The rankings and the datasets that went into them were almost a mirror image of 2010 for Thompson.

The same annual survey of police-reported crime, however, shows a very different picture nationally and in many other communities once you get outside of Thompson and some other perennial violent hotspots. The national crime rate is continuing its 21-year decline and has now dropped to levels not seen since 1972, the survey indexes show.

The police-reported crime rate, which measures the total volume of crime per 100,000 population, continued to decline in 2011, down six per cent from 2010. Overall, this marked the eighth consecutive decrease in Canada's crime rate, says Shannon Brennan, an analyst for the Canadian Centre for Justice Statistics. Since peaking in 1991, the national crime rate has generally been decreasing, and is now at its lowest point since 1972.

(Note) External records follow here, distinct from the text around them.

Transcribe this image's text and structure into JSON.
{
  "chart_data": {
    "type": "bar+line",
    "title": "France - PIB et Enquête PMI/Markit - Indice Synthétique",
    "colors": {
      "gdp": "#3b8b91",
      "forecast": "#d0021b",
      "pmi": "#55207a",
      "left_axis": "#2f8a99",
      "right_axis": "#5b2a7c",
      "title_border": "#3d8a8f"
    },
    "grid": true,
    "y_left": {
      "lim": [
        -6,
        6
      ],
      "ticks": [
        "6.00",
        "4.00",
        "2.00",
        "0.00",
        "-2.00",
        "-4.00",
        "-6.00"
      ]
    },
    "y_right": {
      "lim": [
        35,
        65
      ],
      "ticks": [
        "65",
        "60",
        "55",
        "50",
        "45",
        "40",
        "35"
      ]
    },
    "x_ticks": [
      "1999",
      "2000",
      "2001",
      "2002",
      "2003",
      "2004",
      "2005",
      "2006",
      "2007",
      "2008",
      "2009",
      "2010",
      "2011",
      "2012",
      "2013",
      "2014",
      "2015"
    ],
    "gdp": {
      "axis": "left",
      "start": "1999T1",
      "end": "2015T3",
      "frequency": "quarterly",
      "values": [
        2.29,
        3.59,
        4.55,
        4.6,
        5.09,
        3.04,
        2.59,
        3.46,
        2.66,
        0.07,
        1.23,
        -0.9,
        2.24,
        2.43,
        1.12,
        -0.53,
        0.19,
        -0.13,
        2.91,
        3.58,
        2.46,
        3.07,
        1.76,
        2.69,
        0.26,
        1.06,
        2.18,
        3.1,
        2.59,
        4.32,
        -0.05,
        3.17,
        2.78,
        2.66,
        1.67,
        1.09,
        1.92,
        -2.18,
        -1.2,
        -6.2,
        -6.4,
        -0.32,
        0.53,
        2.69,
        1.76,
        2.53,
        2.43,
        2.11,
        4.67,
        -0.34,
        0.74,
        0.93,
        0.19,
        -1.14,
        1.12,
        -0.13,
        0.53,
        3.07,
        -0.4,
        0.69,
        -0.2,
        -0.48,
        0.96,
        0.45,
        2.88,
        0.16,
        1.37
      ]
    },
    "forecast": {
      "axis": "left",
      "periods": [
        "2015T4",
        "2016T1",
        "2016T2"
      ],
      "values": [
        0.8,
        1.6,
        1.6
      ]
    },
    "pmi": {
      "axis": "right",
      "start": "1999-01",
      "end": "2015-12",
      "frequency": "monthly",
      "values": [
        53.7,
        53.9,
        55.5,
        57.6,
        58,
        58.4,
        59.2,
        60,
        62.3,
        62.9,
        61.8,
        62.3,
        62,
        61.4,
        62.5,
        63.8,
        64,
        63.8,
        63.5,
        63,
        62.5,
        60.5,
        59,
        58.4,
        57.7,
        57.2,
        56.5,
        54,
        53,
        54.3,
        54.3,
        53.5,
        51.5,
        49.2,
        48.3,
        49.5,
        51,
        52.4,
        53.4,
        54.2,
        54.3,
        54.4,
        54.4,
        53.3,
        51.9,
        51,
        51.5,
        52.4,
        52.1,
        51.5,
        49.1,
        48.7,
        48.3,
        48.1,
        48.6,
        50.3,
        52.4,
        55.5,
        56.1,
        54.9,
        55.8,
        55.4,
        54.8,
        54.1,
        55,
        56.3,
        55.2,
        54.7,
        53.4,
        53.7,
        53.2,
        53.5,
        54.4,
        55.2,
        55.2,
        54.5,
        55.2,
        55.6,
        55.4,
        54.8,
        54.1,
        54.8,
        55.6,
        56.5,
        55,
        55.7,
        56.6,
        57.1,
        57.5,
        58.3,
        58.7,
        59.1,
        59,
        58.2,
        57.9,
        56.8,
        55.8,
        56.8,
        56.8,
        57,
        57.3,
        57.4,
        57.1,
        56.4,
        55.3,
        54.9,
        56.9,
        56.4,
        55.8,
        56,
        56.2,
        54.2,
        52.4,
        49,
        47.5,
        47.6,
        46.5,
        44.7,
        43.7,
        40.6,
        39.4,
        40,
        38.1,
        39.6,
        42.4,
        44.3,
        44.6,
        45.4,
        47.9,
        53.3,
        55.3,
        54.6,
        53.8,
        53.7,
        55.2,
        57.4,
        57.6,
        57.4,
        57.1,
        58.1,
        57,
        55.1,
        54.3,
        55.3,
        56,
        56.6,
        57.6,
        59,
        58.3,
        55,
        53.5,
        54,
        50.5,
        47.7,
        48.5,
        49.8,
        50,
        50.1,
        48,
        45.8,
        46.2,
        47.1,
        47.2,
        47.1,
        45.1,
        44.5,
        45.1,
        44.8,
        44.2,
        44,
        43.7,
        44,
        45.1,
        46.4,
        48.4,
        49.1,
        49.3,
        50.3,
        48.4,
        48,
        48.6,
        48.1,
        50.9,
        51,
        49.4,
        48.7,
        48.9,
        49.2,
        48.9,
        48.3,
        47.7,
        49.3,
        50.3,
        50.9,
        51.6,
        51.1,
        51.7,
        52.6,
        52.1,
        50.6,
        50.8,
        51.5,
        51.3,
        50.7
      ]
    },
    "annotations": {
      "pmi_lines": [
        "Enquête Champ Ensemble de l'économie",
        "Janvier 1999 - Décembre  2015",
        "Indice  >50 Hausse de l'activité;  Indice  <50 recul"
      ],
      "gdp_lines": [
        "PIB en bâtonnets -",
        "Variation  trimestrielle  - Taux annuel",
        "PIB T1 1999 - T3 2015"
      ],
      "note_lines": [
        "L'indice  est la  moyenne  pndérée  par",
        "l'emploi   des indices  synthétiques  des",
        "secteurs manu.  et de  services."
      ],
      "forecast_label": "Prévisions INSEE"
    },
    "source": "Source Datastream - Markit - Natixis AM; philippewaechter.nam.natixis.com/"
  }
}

In the West, particularly in Saskatchewan and Manitoba, particularly in places like North Battleford and Prince Albert, Saskatchewan, and Thompson here in Manitoba, it's a completely different story and the three cities pretty much top the violent and overall crime rankings year in and year out, with some very minor shuffling in placement among themselves.

North Battleford had the dubious distinction of topping the overall Crime Severity Index for the third year in a row and finished ranked first on the Non-Violent Crime Severity Index column, as it did last year. In terms of violent crime, North Battleford improved marginally in dropping to third place from second last year, trading places with Prince Albert, which was third in 2010 and second in 2011.

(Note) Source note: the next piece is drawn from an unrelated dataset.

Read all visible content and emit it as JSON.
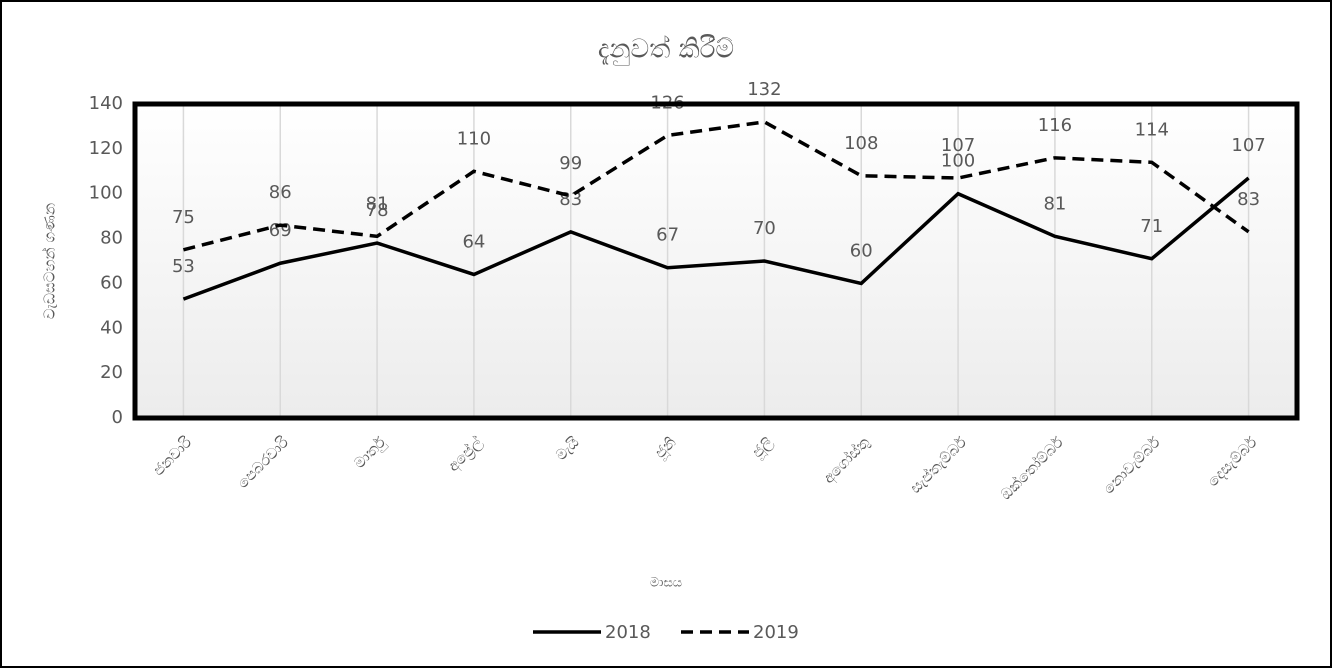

In 2008, the City of Thompson ranked third in the overall Crime Severity Index and first in terms of violence. In 2009, we ranked third overall again but improved marginally to second in terms of violent crime.

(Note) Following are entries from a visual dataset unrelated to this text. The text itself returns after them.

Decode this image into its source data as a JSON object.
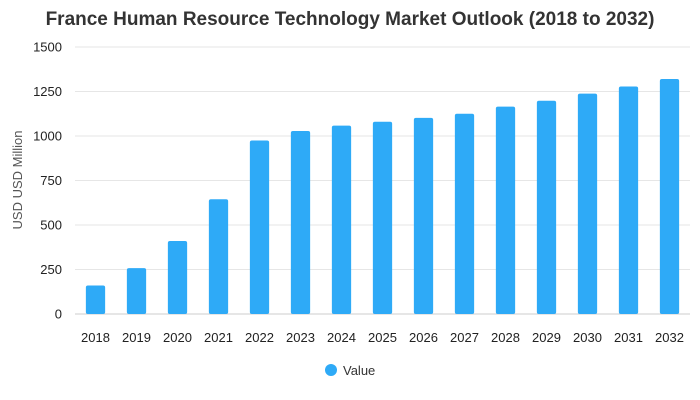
{
  "chart_data": {
    "type": "bar",
    "title": "France Human Resource Technology Market Outlook (2018 to 2032)",
    "xlabel": "",
    "ylabel": "USD USD Million",
    "ylim": [
      0,
      1500
    ],
    "yticks": [
      0,
      250,
      500,
      750,
      1000,
      1250,
      1500
    ],
    "categories": [
      "2018",
      "2019",
      "2020",
      "2021",
      "2022",
      "2023",
      "2024",
      "2025",
      "2026",
      "2027",
      "2028",
      "2029",
      "2030",
      "2031",
      "2032"
    ],
    "series": [
      {
        "name": "Value",
        "color": "#2eaaf7",
        "values": [
          160,
          258,
          410,
          645,
          975,
          1028,
          1058,
          1080,
          1102,
          1125,
          1165,
          1198,
          1238,
          1278,
          1320
        ]
      }
    ],
    "grid": true,
    "legend_position": "bottom-center"
  }
}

Mayor Tim Johnston said in an e-mail July 25 requesting comment, "I have reviewed the stats for both 2011 and 2012. Our rankings remained consistent. A slight improvement was noted in the area of violent crime. I have also compiled a list of the top 10 communities and it is interesting to note that again rankings largely remained consistent."

Johnston said he has approached Deputy Mayor Dennis Fenske to work with the RCMP to do a more in-depth analysis of the stats to gain a better understanding of indicators that can provide direction for continued action.

"Further, the City of Thompson will be considering approaching the other top five communities in each category to meet and share information, identify common indicators and present possible actions to senior levels of government.

"I can advise that it is my belief that the communities do share many commonalities and that the stats point to the need to continue our focus on gangs, drugs, alcohol and domestic violence.

"I would caution people to not jump to conclusions on their personal safety, but consider the reality of the situation our community must recognize and face. The bad news story for me is the headline that will do more damage to Thompson in terms of creating a false impression of our community for readers and potential residents or investors then looking deeper at the reality of public safety and the social issues we face.

"Lastly, I can advise that in conversations with the RCMP locally, we are seeing some positives trends in reducing our crime stats in many areas.

"It is clear from the information I have seen, if people are concerned with crime and public safety, I urge them to avoid negative behavior or situations with respect to drugs, gangs, alcohol and domestic violence.

"Some great work is being done on public safety in Thompson by many committed individuals and organizations. I point to the TAG conference held last winter as case in point. We need to continue to support this type of work and talk about the positive actions not just sensationalize the same story every year."

A comprehensive review of police-reported crime statistics, the Juristat report covers crimes reported to police, rather than overall crime, which Statistics Canada reports in its General Society Survey of Crime Victimization undertaken every five years.